Enfin la dernière source de conflit, c’est la façon dont nous gérons nos conflits, la philosophie que nous adoptons pour le faire.

Imaginez un triangle, dont les trois angles s’appellent les personnes, le problème, le processus.

Dans un conflit, il y a toujours trois grands facteurs à prendre en considération :

  • Les personnes
  • Le problème
  • Le processus

Les personnes

Il faut prendre en considération que chaque personne impliquée dans le conflit est différente, chacune a droit à ses besoins, ses peurs, ses désirs. En outre, il faut éviter d’élargir le conflit aux gens que cela ne regarde pas, de faire appel à des gourous pour gérer le conflit. Quand surgit un conflit dans un couple ou dans un groupe, je cherche ma référence, mon maître, pour venir le résoudre, c’est-à-dire influencer l’autre pour l’amener à penser comme moi. Bien sûr, quand le conflit est grave, l’appel à la personne qui viendra gérer le conflit de l’extérieur est déjà en elle-même une décision capitale. Il faut donc bien poser la question des personnes : quelles sont les personnes concernées, quelles sont celles qu’on appelle et celles qu’il ne faut pas mettre dans le coup.

Le problème

Il y a ensuite le problème lui-même, ce qui nous oppose, ce pourquoi on est en conflit. Très souvent, le problème est le contrat relationnel, le fait qu’on ne respecte pas le contrat relationnel de base qui nous réunit. Toute relation est gérée par un contrat, conscient ou inconscient. Quand quelqu’un dans le groupe dépasse le contrat relationnel, il y a un conflit, quelle que soit la dimension du groupe. Dès qu’une partie du groupe décide de changer le contrat sans l’accord de l’autre partie, un conflit surgit. Et si le contrat est trop strict, s’il ressemble un peu à la loi des Mèdes et des Perses, vous aurez aussi des conflits. Il faut qu’il soit modulable, avec l’accord de tous, et non pas changeable sur l’avis de quelques uns. Le problème nous ramène très souvent au contrat relationnel.

Le processus

Le processus, c’est la façon de gérer les conflits telle que je l’ai apprise, telle qu’elle est inscrite dans mon cerveau. C’est ce que nous avons vu tout à l’heure par rapport à la mère. Comment ai-je appris  à gérer les conflits dans mon enfance ? Comment l’ai-je fait jusqu’à maintenant ? « Chassez le naturel, il revient au galop. » Je continuerai à gérer mes conflits selon le logiciel qui est là, ancré en moi. Il faut beaucoup de persévérance, de temps et de bonne volonté pour changer un logiciel, pour modifier la façon de gérer les conflits. Si j’ai appris à le faire par l’agressivité par exemple, j’aurai beaucoup de peine à changer mon fonctionnement, il va falloir que j’y travaille sérieusement, que je comprenne pourquoi et comment je fonctionne de cette manière. Spontanément, je reviendrai à mon logiciel de base.

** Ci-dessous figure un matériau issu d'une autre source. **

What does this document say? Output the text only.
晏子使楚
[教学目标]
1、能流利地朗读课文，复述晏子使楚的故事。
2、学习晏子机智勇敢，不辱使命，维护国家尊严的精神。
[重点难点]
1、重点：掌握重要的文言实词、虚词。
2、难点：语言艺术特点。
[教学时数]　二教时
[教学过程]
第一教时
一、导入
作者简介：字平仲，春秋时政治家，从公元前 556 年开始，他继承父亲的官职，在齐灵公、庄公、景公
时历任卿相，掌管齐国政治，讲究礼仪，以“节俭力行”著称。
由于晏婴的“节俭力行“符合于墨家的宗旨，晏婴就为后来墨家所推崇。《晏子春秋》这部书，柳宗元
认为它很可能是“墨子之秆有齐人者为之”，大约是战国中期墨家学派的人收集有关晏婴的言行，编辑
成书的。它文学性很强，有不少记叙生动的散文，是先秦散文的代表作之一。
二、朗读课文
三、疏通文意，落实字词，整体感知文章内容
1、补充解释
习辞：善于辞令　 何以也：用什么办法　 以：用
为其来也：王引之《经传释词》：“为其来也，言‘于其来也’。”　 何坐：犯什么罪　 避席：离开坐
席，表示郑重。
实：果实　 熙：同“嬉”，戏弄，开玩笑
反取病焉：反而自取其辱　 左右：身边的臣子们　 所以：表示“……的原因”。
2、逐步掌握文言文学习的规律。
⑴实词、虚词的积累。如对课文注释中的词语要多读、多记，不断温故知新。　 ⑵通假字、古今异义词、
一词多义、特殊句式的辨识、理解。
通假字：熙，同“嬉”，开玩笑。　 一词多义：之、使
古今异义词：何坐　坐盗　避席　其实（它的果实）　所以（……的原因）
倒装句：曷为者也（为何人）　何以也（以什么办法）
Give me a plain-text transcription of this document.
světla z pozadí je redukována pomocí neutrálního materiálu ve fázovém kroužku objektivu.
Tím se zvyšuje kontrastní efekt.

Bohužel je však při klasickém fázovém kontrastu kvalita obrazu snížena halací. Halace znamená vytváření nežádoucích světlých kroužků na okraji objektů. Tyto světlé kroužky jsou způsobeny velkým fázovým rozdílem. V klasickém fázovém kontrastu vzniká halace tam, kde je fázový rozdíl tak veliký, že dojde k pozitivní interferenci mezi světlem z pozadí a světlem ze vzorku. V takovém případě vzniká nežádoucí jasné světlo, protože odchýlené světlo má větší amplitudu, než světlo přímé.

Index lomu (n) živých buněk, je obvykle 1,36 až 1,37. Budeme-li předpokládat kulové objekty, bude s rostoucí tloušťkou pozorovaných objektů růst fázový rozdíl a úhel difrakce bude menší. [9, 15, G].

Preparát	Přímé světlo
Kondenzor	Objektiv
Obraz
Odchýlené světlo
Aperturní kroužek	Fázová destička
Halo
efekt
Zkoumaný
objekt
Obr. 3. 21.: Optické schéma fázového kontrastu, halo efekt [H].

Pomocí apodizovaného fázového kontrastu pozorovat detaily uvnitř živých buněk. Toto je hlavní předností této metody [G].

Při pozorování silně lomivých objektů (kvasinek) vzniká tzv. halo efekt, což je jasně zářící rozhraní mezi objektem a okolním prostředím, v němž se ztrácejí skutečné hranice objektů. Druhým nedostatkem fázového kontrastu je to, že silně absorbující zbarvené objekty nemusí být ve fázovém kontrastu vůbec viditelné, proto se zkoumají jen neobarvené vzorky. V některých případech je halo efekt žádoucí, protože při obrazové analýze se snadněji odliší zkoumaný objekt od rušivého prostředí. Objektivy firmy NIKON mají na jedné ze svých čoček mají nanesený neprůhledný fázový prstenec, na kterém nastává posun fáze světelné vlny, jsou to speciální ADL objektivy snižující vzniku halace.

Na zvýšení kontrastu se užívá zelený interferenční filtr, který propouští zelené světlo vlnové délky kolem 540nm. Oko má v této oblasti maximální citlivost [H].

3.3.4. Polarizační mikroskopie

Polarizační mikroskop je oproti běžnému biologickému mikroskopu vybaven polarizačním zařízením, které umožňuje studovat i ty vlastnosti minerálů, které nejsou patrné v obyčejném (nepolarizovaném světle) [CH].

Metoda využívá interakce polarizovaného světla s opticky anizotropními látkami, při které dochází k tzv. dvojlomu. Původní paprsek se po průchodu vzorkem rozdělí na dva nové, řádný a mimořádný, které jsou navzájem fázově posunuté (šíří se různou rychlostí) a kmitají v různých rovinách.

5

Dans le contexte de gestion du conflit, il y a de nombreuses possibilités. Certaines sont bonnes, d’autres sont profondément mauvaises. Mais comme je l’ai dit, chacun a ses logiciels et c’est ce qui pose problème. Dans un conflit, il y a toujours cette opposition entre deux points, entre la tâche que nous réalisons ensemble, le pourquoi nous sommes ensemble et la relation que nous voulons développer en étant ensemble, les deux ne pouvant pas s’exclure, surtout dans une Église, une famille, un couple. C’est un petit peu différent dans une entreprise, où la tâche prime sur la relation. Mais dans un groupe relationnel, il est important que les deux marchent ensemble.

Il y a trois façons négatives de gérer le conflit :

  • L’évitement. Ne pas gérer un conflit n’a jamais fait qu’un conflit n’existe pas. Et comme on l’a déjà dit, ce n’est pas parce qu’on enfonce un conflit dans l’eau qu’il a disparu.
  • La domination. L’un impose à l’autre sa façon de voir. Peut-être que la tâche se fera, mais ce sera au détriment de la relation. Je ne vois pas comment dans une famille ou une Église, on pourrait gérer les conflits de cette façon.
  • À l’opposé de la domination, il y a le sacrifice. Ceux qui sont prêts à renoncer à tout pour qu’il n’y ait pas de conflit. Seulement, ils n’iront nulle part, ils ne feront rien et ne s’épanouiront jamais. Le sacrifice n’est pas une bonne solution pour gérer le conflit. C’est peut-être un moindre mal pour quelques-uns, permettant d’éviter la souffrance, mais ce n’est pas une solution et se sacrifier n’a jamais aidé à faire avancer une relation et encore moins la tâche.
  • Et puis il y a l’axe positif tracé au milieu, sur lequel il faut avancer, l’axe du compromis, et mieux encore, l’axe de la coopération. C’est l’axe sur lequel il faut se placer, où on renonce à dominer sur l’autre et à tout désir de puissance pour trouver une solution, où on renonce à chercher des coupables ou des responsables, mais où on trouve des gens qui veulent œuvrer ensemble pour trouver un projet commun, permettant l’épanouissement de chacun. C’est exactement cela qui est appliqué dans Actes 6, par exemple, à propos du conflit des veuves. Pierre ne domine pas, n’évite pas, ne prêche pas le sacrifice. Mais il cherche l’axe de la collaboration grâce auquel la structure même de l’Église évoluera et la relation dans l’Eglise se développera.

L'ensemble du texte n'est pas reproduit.